Graphene is the most promising, versatile, and sustainable key enabling nanotechnology which may bring solutions in the near future to many areas spanning materials science and medicine. A critical step for future translational applications of graphene is represented by the assessment of its impact on the immune system (Orecchioni M et al. Nature Communications 2017, Orecchioni M et al. Adv Health Care Mat 2016).


The PI Lucia Gemma Delogu is currently on leaving as visiting scientist at Technische Universität Dresden (TUD) thanks to a Marie Curie Individual Fellow Horizon 2020 (IMM-GNRs project, host: Prof. Xiliang Feng). Within this context, our laboratory is going to study graphene nanoribbons (GNRs). GNRs are finite sized graphene materials with confined widths. In contrast to other carbon nanomaterials, such as graphene oxide, GNRs via the bottom-up organic synthesis will provide key novel aspects: i) the perfect control of structure at the atomic level, ensuring higher reproducibility; ii) the possible conjugation with polar PEG-side chains, allowing very stable dispersion in water; iii) the tailoring with different molecules and drugs, opening fascinating perspectives in healthcare. All these advantages compared to other NMs make them “gold” carbon tools for their development in a medical direction. In the next future, our team is going to show the immune activity of differently functionalized GNRs designed for biomedical applications.

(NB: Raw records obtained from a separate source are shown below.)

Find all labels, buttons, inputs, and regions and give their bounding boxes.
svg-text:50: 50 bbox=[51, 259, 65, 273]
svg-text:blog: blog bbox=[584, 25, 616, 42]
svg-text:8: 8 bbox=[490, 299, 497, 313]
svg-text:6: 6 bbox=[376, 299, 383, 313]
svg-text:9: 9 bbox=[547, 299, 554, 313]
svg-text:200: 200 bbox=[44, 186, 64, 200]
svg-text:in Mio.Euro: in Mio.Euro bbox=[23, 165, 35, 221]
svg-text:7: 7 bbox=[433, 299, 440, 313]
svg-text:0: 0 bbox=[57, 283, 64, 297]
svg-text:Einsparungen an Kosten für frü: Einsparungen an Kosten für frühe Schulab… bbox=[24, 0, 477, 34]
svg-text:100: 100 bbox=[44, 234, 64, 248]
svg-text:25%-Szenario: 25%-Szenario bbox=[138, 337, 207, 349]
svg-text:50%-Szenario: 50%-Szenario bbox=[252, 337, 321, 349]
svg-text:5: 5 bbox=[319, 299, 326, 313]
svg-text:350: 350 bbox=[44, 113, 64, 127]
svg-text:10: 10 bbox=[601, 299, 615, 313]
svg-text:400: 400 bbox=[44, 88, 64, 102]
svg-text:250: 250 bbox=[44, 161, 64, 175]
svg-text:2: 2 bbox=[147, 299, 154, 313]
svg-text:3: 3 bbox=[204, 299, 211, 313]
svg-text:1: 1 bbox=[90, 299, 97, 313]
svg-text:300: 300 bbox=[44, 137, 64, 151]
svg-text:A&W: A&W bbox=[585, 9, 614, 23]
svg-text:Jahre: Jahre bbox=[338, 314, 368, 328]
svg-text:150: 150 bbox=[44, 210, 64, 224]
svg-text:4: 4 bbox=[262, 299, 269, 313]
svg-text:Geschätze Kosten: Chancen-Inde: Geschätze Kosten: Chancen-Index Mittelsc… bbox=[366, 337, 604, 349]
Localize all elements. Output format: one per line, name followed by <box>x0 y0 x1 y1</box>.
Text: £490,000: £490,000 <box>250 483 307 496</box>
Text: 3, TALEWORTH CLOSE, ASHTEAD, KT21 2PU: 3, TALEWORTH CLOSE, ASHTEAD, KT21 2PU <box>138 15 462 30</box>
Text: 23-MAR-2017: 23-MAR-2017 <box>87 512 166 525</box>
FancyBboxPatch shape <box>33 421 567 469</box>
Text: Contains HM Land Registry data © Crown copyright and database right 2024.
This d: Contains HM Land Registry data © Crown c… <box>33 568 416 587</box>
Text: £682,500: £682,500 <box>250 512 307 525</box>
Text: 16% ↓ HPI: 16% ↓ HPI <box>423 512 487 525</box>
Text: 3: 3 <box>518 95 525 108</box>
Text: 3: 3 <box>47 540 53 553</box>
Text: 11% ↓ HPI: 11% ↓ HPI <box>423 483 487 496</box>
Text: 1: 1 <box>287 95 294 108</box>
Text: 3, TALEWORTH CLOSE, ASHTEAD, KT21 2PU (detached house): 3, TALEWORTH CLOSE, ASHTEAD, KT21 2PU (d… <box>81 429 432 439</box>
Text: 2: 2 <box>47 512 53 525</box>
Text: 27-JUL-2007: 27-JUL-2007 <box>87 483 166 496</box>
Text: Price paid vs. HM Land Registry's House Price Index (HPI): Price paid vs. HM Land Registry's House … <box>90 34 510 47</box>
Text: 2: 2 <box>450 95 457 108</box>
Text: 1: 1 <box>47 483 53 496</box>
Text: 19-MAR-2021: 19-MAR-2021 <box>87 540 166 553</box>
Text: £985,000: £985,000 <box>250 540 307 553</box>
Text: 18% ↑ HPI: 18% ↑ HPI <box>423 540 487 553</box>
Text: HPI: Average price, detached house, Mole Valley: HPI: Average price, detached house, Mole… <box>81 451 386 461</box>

The research group is exploring carbon and non-carbon-based materials, selecting them on the basis not only of their suitable chemical and physical characteristics but also of their bio- and immune-compatibility. The goal is to boost the acceptance of the “Immune by design” concept in a broad spectrum of nanomaterials (Farace C et al Scientific Report 2016, Dolci S RSC ADV 2016, Al Soubaihi et al. Colloids Surf B Biointerfaces. 2018, Toma et al. Biomacromolecules 2018). We are currently working with nanodiamonds, carbon fibers, carbon dots, and several others nanomaterials, in collaboration with the best key scientific leaders at world level in nanotechnology.